Databases

These databases are supported by data_check. The instructions assume you use pipx. If you want to install the database drivers inside a virtual environment, replace pipx with pip.

Note: Do not store the credentials, especially the password directly, in the configuration! Use environment variables instead.

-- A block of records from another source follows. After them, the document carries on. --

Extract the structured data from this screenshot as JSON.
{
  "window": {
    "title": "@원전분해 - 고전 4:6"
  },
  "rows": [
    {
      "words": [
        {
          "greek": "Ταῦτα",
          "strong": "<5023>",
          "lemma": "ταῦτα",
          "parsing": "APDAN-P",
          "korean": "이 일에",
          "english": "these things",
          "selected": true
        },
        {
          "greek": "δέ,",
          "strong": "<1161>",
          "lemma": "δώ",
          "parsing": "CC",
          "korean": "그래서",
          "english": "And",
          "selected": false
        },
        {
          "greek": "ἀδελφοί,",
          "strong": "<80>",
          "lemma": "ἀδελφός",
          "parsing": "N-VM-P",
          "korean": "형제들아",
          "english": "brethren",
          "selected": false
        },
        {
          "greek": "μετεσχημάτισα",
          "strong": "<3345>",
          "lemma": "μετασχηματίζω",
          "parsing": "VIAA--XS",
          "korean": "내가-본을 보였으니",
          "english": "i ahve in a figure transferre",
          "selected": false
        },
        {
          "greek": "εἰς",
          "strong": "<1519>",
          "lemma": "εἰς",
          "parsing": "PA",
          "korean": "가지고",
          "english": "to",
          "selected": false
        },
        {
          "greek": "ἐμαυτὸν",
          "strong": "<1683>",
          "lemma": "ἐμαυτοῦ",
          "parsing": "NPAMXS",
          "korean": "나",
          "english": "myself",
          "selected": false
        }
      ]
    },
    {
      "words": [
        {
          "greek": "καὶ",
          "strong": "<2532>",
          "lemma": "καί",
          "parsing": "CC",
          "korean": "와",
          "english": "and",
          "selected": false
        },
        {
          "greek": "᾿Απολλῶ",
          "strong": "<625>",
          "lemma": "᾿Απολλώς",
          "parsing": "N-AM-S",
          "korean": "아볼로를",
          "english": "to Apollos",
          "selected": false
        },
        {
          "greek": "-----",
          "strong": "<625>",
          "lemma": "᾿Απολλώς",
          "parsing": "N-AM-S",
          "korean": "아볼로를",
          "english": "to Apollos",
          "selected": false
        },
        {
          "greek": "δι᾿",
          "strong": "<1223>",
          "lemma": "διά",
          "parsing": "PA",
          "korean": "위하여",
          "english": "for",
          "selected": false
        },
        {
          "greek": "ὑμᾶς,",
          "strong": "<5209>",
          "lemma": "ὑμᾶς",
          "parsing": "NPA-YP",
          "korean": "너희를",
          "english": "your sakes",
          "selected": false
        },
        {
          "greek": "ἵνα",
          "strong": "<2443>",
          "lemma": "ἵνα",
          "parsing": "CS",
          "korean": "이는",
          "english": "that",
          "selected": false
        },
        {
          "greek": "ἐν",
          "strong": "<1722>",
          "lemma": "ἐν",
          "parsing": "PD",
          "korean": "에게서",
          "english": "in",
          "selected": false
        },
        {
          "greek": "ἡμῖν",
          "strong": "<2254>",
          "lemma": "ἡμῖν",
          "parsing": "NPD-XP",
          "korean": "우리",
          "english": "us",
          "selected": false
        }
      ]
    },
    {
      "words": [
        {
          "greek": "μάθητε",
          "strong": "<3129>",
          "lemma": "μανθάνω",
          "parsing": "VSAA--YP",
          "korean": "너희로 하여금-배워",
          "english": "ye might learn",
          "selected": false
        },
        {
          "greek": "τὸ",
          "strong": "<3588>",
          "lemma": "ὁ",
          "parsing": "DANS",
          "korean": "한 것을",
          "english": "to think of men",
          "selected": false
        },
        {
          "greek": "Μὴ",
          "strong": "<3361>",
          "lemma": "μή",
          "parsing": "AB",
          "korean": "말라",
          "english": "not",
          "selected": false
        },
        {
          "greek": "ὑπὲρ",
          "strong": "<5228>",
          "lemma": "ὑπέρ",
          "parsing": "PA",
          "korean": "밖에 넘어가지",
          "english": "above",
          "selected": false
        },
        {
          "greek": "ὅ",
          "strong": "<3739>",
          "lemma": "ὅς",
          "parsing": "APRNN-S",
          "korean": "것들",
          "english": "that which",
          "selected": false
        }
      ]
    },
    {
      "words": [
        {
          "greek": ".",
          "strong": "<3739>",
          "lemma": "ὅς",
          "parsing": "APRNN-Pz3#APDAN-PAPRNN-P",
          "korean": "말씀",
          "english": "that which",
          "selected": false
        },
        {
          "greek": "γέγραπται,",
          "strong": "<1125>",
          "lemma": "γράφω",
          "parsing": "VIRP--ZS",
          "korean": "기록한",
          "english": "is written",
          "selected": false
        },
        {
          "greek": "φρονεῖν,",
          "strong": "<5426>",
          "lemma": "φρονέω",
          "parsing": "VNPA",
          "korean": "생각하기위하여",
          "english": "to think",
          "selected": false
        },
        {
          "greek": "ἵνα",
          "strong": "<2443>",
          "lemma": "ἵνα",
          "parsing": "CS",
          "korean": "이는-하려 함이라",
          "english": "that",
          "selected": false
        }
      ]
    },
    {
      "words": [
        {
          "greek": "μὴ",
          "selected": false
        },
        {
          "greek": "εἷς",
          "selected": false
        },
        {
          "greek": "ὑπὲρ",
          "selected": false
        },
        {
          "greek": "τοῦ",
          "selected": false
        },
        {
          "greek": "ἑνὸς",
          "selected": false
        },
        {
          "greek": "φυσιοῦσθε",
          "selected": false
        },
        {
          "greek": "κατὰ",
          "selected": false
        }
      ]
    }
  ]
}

For example postgresql://${DB_USER}:${DB_PASSWORD}@${DB_CONNECTION} instead of postgresql://username:password@db_host:5432/db_name.

PostgreSQL

Installation

Use data-check[postgres] to install data_check with PostgreSQL support:

pipx install data-check[postgres]

This will install psycopg2-binary as the database driver. psycopg2-binary should work on most systems without any additional dependencies.

Connection string

postgresql://username:password@db_host:5432/db_name

MySQL/MariaDB

Installation

Use data-check[mysql] to install data_check with MySQL/MariaDB support:

pipx install data-check[mysql]

This will install PyMySQL[rsa] as described in https://pypi.org/project/PyMySQL/ with additional cryptography dependencies.

Connection string

mysql+pymysql://username:password@db_host:3306/db_name

Microsoft SQL Server

Installation

Use data-check[mssql] to install data_check with Microsoft SQL Server support:

pipx install data-check[mssql]

This will install pyodbc which needs unixodbc and the development package (unixodbc-dev) on Linux.

Additionally you must install the Microsoft ODBC driver for SQL Server on your system.

Connection string

mssql+pyodbc://username:password@db_host:1433/db_name?driver=ODBC+Driver+17+for+SQL+Server

Oracle

You can choose between oracledb and cx_Oracle for Oracle. oracledb is preferred.

oracledb

Installation

Use data-check[oracledb] to install data_check with Oracle support:

pipx install data-check[oracledb]

This will install python-oracledb which does not requires any extra libraries.

Connection string

oracle+oracledb://username:password@db_host:1521/?service_name=XEPDB1

cx_Oracle

Installation

Use data-check[oracle] to install data_check with Oracle support:

pipx install data-check[oracle]

cx_Oracle needs Oracle client libraries. See https://cx-oracle.readthedocs.io/en/latest/user_guide/installation.html how to install them.

Connection string

oracle+cx_oracle://username:password@db_host:1521/?service_name=XEPDB1

DuckDB

Installation

Use data-check[duckdb] to install data_check with DuckDB support:

pipx install data-check[duckdb]

This will install duckdb-engine.

Connection string

duckdb:///path/to/duck.db

Note: This will use a relative path to the database file. Use duckdb:////full/path/to/duck.db to specify a full path.

Limitations

The load modes replace and upsert will not work with DuckDB since duckdb-engine does not support reflection on indices yet.

Databricks

Installation

Use data-check[databricks] to install data_check with Databricks support:

pipx install data-check[databricks]

This will install databricks-sql-python with the sqlalchemy option.

Connection string

databricks://token:${access_token}@${host}?http_path=${http_path}&catalog=${catalog}&schema=${schema}

Limitations

Lookups do not work yet.

The upsert load mode is not tested for Databricks.